Ce film présente les mésaventures fort drôlatiques, étonnantes et pleine de rebondissements du chevalier Giacomo Casanova de Seingalt, dont on se demanderait volontiers où il acquit son titre sinon dans les boudoirs, chambres, lits et sofas les plus aristocratiques, tant la polissonnerie lui tient au corps. Nous suivons le chevalier de Venise à St-Petersbourg, puis de retour à Venise, fuyant en permanence les hommes de bien et les hommes de loi dont il a généralement lutiné les épouses à moins qu'elles soient encore en train d'attendre leur tour légitime. La République de Venise s'acharne sur lui, et il va tour à tour s'improviser magicien pour y échapper, se faire passer pour précepteur auprès, s'il vous plait, de la Grande Catherine de Russie, sauver des orphelines en danger, se faire arrêter, condamner à mort, et s'évader, non sans continuellement s'arrêter en route pour contempler quelque minois de passage...
Ivan Mosjoukine a constamment fui lui aussi, la Russie communiste d'abord, puis la compagnie Albatros dont il était la vedette principale pour conquérir son indépendance artistique et financière, mais ce n'est pas tout: si on ne va parler de l'affaire Romain Gary ici, a aussi du séduire bon nombre de femmes!

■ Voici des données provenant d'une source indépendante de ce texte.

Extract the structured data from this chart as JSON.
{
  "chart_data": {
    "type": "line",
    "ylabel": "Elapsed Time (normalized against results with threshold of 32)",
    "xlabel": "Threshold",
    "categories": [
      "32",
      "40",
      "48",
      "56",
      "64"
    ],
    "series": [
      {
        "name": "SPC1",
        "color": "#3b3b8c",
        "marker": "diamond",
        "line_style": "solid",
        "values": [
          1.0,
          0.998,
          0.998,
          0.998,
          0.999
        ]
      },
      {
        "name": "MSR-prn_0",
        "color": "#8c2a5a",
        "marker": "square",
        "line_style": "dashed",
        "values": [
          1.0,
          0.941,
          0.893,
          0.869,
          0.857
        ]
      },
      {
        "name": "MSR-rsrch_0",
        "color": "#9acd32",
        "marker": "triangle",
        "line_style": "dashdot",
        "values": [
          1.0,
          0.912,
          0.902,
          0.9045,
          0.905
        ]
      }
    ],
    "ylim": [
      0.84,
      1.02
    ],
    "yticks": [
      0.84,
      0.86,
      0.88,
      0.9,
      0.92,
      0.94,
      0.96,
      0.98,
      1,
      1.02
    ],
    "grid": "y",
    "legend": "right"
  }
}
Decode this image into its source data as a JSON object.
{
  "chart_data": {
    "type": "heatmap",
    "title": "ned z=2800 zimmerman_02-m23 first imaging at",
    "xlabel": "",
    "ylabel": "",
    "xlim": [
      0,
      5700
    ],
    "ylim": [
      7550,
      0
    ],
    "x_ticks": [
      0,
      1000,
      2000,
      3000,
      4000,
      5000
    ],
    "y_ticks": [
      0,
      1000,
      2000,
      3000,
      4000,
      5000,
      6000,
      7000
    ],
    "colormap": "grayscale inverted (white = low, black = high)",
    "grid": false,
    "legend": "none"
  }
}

Mais l'identification n'est pourtant pas totale entre le maitre d'oeuvre-acteur-scénariste Mosjoukine et le picaresque chevalier. Mosjoukine se sert de la figure légendaire pour installer son image de Douglas Fairbanks à la Franco-russe, bondissant et triomphant de l'adversité sans jamais s'arrêter. Et le film est une fête visuelle permanente, à la rigueur cinématographique d'autant plus étonnante que le scénario joue volontiers la carte parodique. La mise en scène, donc, due au complice Alexandre Volkoff, quasiment venu en France dans les bagages de la star, et qui va constamment donner de l'ampleur, dans un luxe impressionnant, à la reconstitution extravagante du passé; et Mosjoukine (qui était aussi metteur en scène, et l'avait prouvé en France avec deux splendides films, L'enfant du carnaval et La brasier ardent) n'est pas e reste, décidant lui aussi de participer à la fête qui consiste à ce que chaque plan, sans exception, ait quelque chose qui le rende spécial. Et quand Mosjoukine est dans le champ... il se débrouille toujours pour que ce soit lui qui soit spécial. Il me fait penser non seulement à Fairbanks, mais aussi et surtout (particulièrement dans ce film) à Chaplin, comme dans une scène où il se fait arrêter. Les deux gardes qui doivent l'escorter en prison tournent les talons mais pas lui. Quand ce petit monde avance, il va dans le sens opposé à ses gardiens, le genre de méprise typique de Chaplin... Qu'il va ensuite compléter en les rejoignant d'une façon inimitable, et on ne voit finalement que lui!
La distribution est bien sûr dominée par Mosjoukine, mais il sait s'entourer: on trouve dans le rôle de Catherine la grande Suzanne Bianchetti, préposée aux rôles de reines et d'impératrice. On en peut pas passer sous silence la superbe composition totalement siphonnée de Rudolph Klein-Rogge qui joue son mari, le Tsar Pierre III de Russie, une composition burlesque assez inattendue pour les habitués de ses rôles chez Fritz Lang: oui, il était aussi bien l'ingénieur fou Rotwang dans Metropolis que le Dr Mabuse du film du même nom... Volkoff, complice fréquent de Mosjoukine qu'il a accompagné depuis la Russie jusque à l'Albatros, et l'a ensuite suivi dans sa quête d'indépendance, joue à fond la carte de la grande classe, dans une superproduction dispendieuse dont le luxe est impressionnant, mais sert la carte de l'ode à la joie de vivre, incarnée à travers Mosjoukine par le jouisseur Casanova.